Virginie traîne derrière elle une charrette, sur laquelle trône une poule en carton et papier crépon. Elle se souvient des images insoutenables de maltraitance diffusées par l’association L214, tournées en 2021 dans le poulailler aux 200 000 poules en cage de Pampr’œuf. Celui de Celle-Lévescault promet un aménagement en volières pour le « confort des poules pondeuses » et pour « répondre aux évolutions des attentes sociétales ». Le décret d’application de la loi Egalim proscrit en réalité tout nouveau projet d’élevage en cage depuis 2021.

Virginie, habitante du hameau Vaugeton situé à quelques mètres de l’exploitation. © Léa Guedj / Reporterre

Il n’empêche que « les poules seront entassées dans un bâtiment », souligne Annie, membre d’Aspect, l’Association de sauvegarde et de la protection de l’environnement de Coussay-les-Bois et de sa région thermale.

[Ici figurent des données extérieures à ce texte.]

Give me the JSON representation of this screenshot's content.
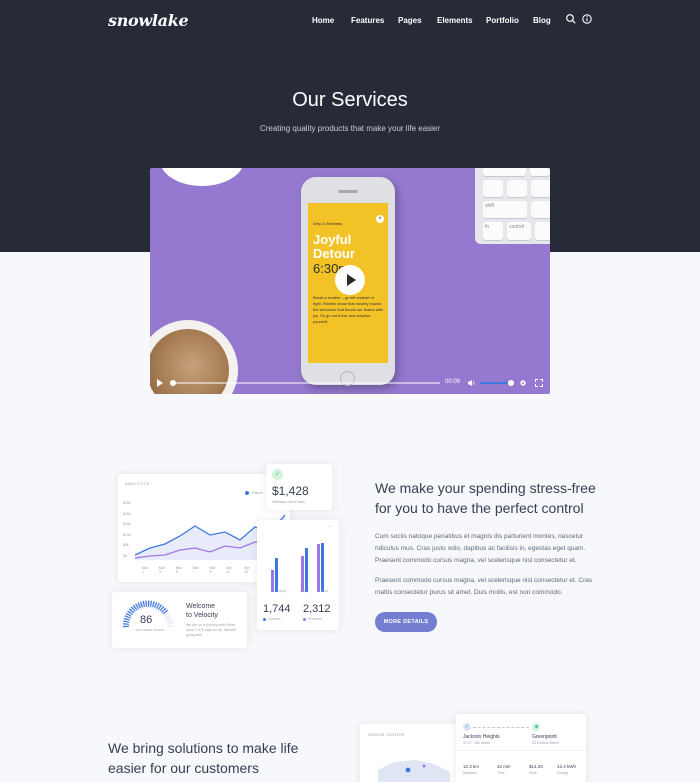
{
  "header": {
    "logo": "snowlake",
    "nav": [
      "Home",
      "Features",
      "Pages",
      "Elements",
      "Portfolio",
      "Blog"
    ],
    "icons": [
      "search-icon",
      "info-icon"
    ]
  },
  "hero": {
    "title": "Our Services",
    "subtitle": "Creating quality products that make your life easier"
  },
  "video": {
    "phone_screen": {
      "tag": "Why & Wellness",
      "title_line1": "Joyful",
      "title_line2": "Detour",
      "time": "6:30p",
      "body": "Break a routine – go left instead of right. Studies show that novelty boosts the serotonin that floods our brains with joy. So go out there and surprise yourself."
    },
    "keys": [
      "shift",
      "fn",
      "control"
    ],
    "current_time": "00:09",
    "progress": 0.01,
    "volume": 0.87
  },
  "dashboard": {
    "chart_card": {
      "title": "ANALYTICS",
      "legend": "Direct",
      "y_ticks": [
        "$25k",
        "$20k",
        "$15k",
        "$10k",
        "$5k",
        "$0"
      ],
      "x_ticks": [
        "Mar 1",
        "Mar 3",
        "Mar 5",
        "Mar 7",
        "Mar 9",
        "Apr 11",
        "Apr 13",
        "Apr 15",
        "Apr 17",
        "Apr 19"
      ]
    },
    "stat_card": {
      "value": "$1,428",
      "caption": "Withdraw out of bank"
    },
    "bars_card": {
      "x_labels": [
        "April",
        "May",
        "June"
      ],
      "stat1": {
        "value": "1,744",
        "label": "Comfort"
      },
      "stat2": {
        "value": "2,312",
        "label": "Premium"
      }
    },
    "gauge_card": {
      "value": "86",
      "value_label": "UPCOMING TOURS",
      "title_line1": "Welcome",
      "title_line2": "to Velocity",
      "desc": "We are on a journey with Prime since 1,475 days so far, and still going well."
    }
  },
  "section1": {
    "heading_line1": "We make your spending stress-free",
    "heading_line2": "for you to have the perfect control",
    "para1_line1": "Cum sociis natoque penatibus et magnis dis parturient montes, nascetur",
    "para1_line2": "ridiculus mus. Cras justo odio, dapibus ac facilisis in, egestas eget quam.",
    "para1_line3": "Praesent commodo cursus magna, vel scelerisque nisl consectetur et.",
    "para2_line1": "Praesent commodo cursus magna, vel scelerisque nisl consectetur et. Cras",
    "para2_line2": "mattis consectetur purus sit amet. Duis mollis, est non commodo.",
    "button": "MORE DETAILS"
  },
  "section2": {
    "heading_line1": "We bring solutions to make life",
    "heading_line2": "easier for our customers",
    "map_label": "SENSOR CENTERS",
    "trip": {
      "from": "Jackson Heights",
      "from_sub": "37-27 74th Street",
      "to": "Greenpoint",
      "to_sub": "53 Eckford Street",
      "stats": [
        {
          "value": "12.3 km",
          "label": "Distance"
        },
        {
          "value": "42 min",
          "label": "Time"
        },
        {
          "value": "$14.20",
          "label": "Price"
        },
        {
          "value": "12.4 kWh",
          "label": "Energy"
        }
      ]
    }
  },
  "colors": {
    "hero_bg": "#262b37",
    "accent": "#747ed1",
    "video_bg": "#9578cf",
    "phone_screen": "#f3c227",
    "chart_blue": "#3f78e0",
    "chart_purple": "#9d78e0"
  }
}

Dans cette autre commune de la Vienne, une ferme pouvant accueillir jusqu’à 1 200 taurillons, des jeunes bovins mâles engraissés pour produire de la viande, est entrée en activité en 2024. Là aussi, les riverains réunis en collectif et le maire se sont mobilisés pour tenter d’en empêcher l’ouverture. « L’État soutient ces projets, autorisés par les préfectures, alors même que les habitants et des municipalités s’y opposent », regrette la septuagénaire, coiffée d’une casquette à cornes. 

Pourtant, « on voit bien qu’une grande partie de la population ne veut pas aller vers ce modèle agro-industriel », affirme-t-elle, en référence à la pétition contre la loi Duplomb, qui a reçu plus de 2 millions de signatures. « La loi Duplomb facilite l’installation de fermes-usines et complexifie le recours », rappelle Félix, de l’association Bien vivre à Celle-Lévescault. Il attend donc avec fébrilité et impatience le débat sur la loi Duplomb, qui aura lieu le 7 janvier à l’Assemblée nationale.